Dear Ihor,
   
> Regarding the question about buffer-lens interaction. Let's take even
> more complicated example:  To run the command, the user hits some key
> combination, which happens to be bound to different commands in the main
> buffer and in the lense buffer (i.e. the main buffer is in org-mode, the
> lense is in mingus-mode, and the key is C-d). What should be the
> behaviour in such a case? run the commands in both the buffers? decide
> depending on the point position? It is easy to make up similar
> complicated examples if you consider some exotic major modes in the
> lense buffer.

It's basically a question of customization, a client-side decision.
In other words, this really depends on what the user wants to happen.
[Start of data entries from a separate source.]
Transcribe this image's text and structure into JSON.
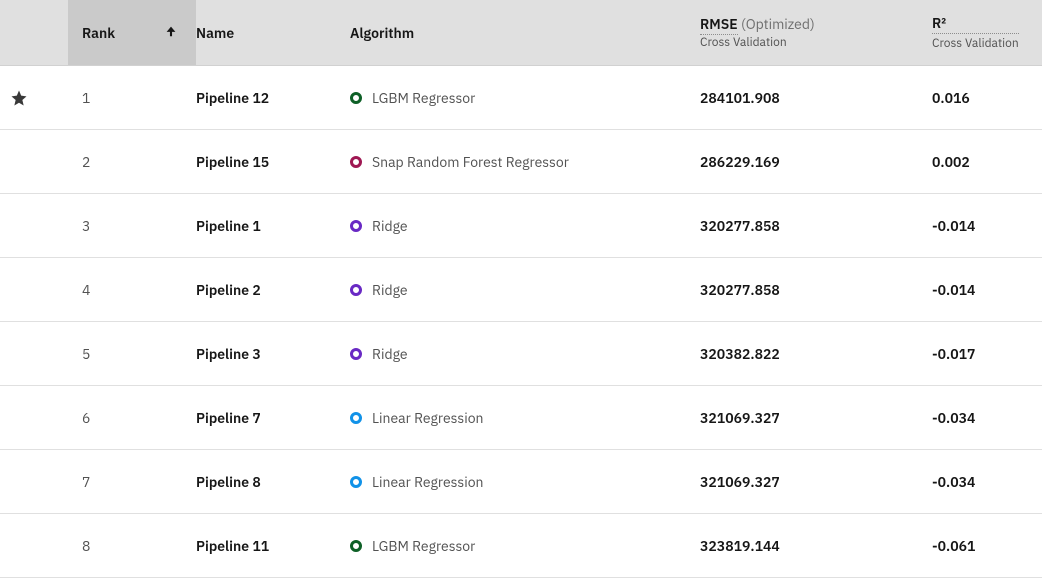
{
  "colors": {
    "header_bg": "#e0e0e0",
    "header_sorted_bg": "#cacaca",
    "row_border": "#e0e0e0",
    "text_primary": "#161616",
    "text_secondary": "#525252",
    "text_muted": "#6f6f6f",
    "star_fill": "#393939",
    "arrow_fill": "#161616"
  },
  "algorithm_colors": {
    "LGBM Regressor": "#0e6027",
    "Snap Random Forest Regressor": "#9f1853",
    "Ridge": "#6929c4",
    "Linear Regression": "#1192e8"
  },
  "header": {
    "rank": "Rank",
    "name": "Name",
    "algorithm": "Algorithm",
    "rmse_label": "RMSE",
    "rmse_suffix": "(Optimized)",
    "rmse_sub": "Cross Validation",
    "r2_label": "R²",
    "r2_sub": "Cross Validation"
  },
  "rows": [
    {
      "starred": true,
      "rank": "1",
      "name": "Pipeline 12",
      "algorithm": "LGBM Regressor",
      "rmse": "284101.908",
      "r2": "0.016"
    },
    {
      "starred": false,
      "rank": "2",
      "name": "Pipeline 15",
      "algorithm": "Snap Random Forest Regressor",
      "rmse": "286229.169",
      "r2": "0.002"
    },
    {
      "starred": false,
      "rank": "3",
      "name": "Pipeline 1",
      "algorithm": "Ridge",
      "rmse": "320277.858",
      "r2": "-0.014"
    },
    {
      "starred": false,
      "rank": "4",
      "name": "Pipeline 2",
      "algorithm": "Ridge",
      "rmse": "320277.858",
      "r2": "-0.014"
    },
    {
      "starred": false,
      "rank": "5",
      "name": "Pipeline 3",
      "algorithm": "Ridge",
      "rmse": "320382.822",
      "r2": "-0.017"
    },
    {
      "starred": false,
      "rank": "6",
      "name": "Pipeline 7",
      "algorithm": "Linear Regression",
      "rmse": "321069.327",
      "r2": "-0.034"
    },
    {
      "starred": false,
      "rank": "7",
      "name": "Pipeline 8",
      "algorithm": "Linear Regression",
      "rmse": "321069.327",
      "r2": "-0.034"
    },
    {
      "starred": false,
      "rank": "8",
      "name": "Pipeline 11",
      "algorithm": "LGBM Regressor",
      "rmse": "323819.144",
      "r2": "-0.061"
    }
  ]
}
This customization is done through the controller of the lens.

To your example.
If the desirable behavior (for you, as a user) for C-d is to run in the lens, then add "C-d" to the controller of the lens.
And then, whenever the point is in the area, C-d runs in the lens unconditionally.
(For the sake of terminology, we can say that the keybinding is "redirected".)

If you want C-d to work conditionally (sometimes do the org-mode thing and sometimes the mingus-mode thing), I am afraid there is nothing better than to update the controller yourself on the go.
And that's fine, because that's what the user wants (to use the same bind for two different things in the same place at different times).

(BTW, the controller could be asked to work "in reverse" and redirect all keybindings, except the ones in its black list.)

But speaking of the larger picture and integration, a user can define a list of key combinations for any mode and the list will be added to the controller if the lens runs that mode.
I think this should cover the vast majority of use-cases.
Of course, there is no reason for the logic of key addition not to be flexible enough to cover anything more exotic.

> I think that it would be more effective if someone decide on some basic
> approach for the low-level implementation of the lense-mode (which
> probably involves modifying emacs C-level source code) and continue the
> discussion according to the benefits/limitations of that kind of
> implementation.

I too look forward to hearing from someone about the low-level implementation possibilities :)
I especially hope the approach for the border-case issue (as described in my previous message) can work.

Best regards,
Dmitrii.